Josh Constine considera que devemos nos apoderar da ideia de que abraçar a Inteligência Artificial, pode estabelecer uma nova cultura, onde ela seja um parceiro e não um assistente. Mais do que nunca, podemos abraçar a incerteza e sermos generosos com a nossa curiosidade. Mantendo a mente aberta e os vieses sob controle, o nosso futuro será brilhante.
Insights adicionais
- Adaptação Humana: Com o avanço da inteligência artificial, os seres humanos precisam se adaptar a novos papéis e responsabilidades na sociedade. Isso inclui a transição de criadores e solucionadores para curadores e questionadores, onde a habilidade de fazer perguntas relevantes e discernir informações torna-se crucial.
- Coexistência com a IA: Embora a IA possa automatizar muitas tarefas, ainda há espaço para a criatividade humana e o pensamento crítico. Os humanos podem complementar as capacidades da IA, aproveitando sua criatividade, intuição e empatia para resolver problemas complexos e gerar insights únicos.

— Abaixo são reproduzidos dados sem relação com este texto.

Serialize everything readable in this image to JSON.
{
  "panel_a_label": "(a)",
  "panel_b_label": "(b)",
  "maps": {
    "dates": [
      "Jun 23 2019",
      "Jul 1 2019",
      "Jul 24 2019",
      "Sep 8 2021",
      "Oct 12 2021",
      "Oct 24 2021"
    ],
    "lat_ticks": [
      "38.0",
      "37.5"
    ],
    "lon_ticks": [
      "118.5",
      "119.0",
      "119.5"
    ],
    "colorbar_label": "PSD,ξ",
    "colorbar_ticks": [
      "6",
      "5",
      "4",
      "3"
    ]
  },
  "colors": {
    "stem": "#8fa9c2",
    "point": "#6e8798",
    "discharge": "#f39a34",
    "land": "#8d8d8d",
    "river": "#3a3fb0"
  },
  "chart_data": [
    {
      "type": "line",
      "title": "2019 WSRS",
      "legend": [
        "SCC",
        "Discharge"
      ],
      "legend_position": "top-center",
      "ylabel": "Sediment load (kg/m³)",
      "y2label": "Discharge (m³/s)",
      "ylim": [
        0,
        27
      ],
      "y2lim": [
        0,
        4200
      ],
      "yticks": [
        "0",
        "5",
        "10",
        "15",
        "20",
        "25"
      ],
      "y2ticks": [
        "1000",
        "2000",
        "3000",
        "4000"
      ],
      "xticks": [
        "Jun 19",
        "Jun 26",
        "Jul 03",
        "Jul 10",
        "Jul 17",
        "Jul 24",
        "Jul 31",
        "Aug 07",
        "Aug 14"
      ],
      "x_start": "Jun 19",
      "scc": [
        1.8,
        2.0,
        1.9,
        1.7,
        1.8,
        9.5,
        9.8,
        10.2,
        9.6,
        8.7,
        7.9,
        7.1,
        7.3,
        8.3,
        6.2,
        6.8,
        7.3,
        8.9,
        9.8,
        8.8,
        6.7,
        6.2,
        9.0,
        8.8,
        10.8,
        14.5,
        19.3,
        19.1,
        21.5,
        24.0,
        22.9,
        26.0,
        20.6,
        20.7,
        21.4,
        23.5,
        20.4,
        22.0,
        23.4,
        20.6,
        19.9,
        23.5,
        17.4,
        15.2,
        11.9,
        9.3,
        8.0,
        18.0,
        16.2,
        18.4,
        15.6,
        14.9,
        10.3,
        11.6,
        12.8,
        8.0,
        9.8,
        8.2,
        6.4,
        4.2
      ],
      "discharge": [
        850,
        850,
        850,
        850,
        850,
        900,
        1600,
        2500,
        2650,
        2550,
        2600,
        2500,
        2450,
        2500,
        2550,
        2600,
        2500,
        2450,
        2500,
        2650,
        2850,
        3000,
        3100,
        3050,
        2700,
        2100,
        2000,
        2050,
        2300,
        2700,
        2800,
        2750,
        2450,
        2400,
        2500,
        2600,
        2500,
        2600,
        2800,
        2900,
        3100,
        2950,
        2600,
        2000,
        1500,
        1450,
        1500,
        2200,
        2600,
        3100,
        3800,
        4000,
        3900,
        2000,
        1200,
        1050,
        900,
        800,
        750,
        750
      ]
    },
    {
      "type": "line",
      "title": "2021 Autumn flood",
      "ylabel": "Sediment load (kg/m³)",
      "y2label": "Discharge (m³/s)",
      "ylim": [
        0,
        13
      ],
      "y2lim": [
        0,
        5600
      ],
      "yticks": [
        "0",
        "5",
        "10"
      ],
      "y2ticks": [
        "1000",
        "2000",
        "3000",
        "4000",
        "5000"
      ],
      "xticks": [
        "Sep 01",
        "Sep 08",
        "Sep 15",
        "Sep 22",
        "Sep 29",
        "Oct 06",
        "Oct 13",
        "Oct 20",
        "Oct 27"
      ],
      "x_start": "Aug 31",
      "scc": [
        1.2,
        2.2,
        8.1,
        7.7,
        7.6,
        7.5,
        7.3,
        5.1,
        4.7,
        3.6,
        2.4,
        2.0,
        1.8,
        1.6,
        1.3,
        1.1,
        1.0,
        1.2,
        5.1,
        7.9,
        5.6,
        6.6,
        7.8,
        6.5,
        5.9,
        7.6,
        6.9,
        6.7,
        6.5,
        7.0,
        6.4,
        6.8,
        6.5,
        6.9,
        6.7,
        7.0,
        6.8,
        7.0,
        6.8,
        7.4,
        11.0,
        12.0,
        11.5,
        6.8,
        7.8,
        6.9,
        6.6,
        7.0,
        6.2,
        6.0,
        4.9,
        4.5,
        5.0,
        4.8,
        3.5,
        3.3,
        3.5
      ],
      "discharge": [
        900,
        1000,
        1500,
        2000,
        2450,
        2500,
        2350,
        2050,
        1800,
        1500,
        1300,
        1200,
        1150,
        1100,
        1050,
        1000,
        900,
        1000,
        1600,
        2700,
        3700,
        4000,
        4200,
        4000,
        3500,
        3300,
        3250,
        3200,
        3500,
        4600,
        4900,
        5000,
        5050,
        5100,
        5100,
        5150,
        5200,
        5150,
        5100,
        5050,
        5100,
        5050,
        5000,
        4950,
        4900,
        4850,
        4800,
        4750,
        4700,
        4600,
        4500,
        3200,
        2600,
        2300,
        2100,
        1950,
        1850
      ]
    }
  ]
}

- Reflexão Ética: O avanço da IA levanta questões éticas importantes sobre privacidade, viés algorítmico e controle humano sobre as máquinas. Os seres humanos precisam considerar cuidadosamente os impactos sociais e éticos da inteligência artificial e garantir que seu desenvolvimento e implementação sejam guiados por princípios éticos e humanitários.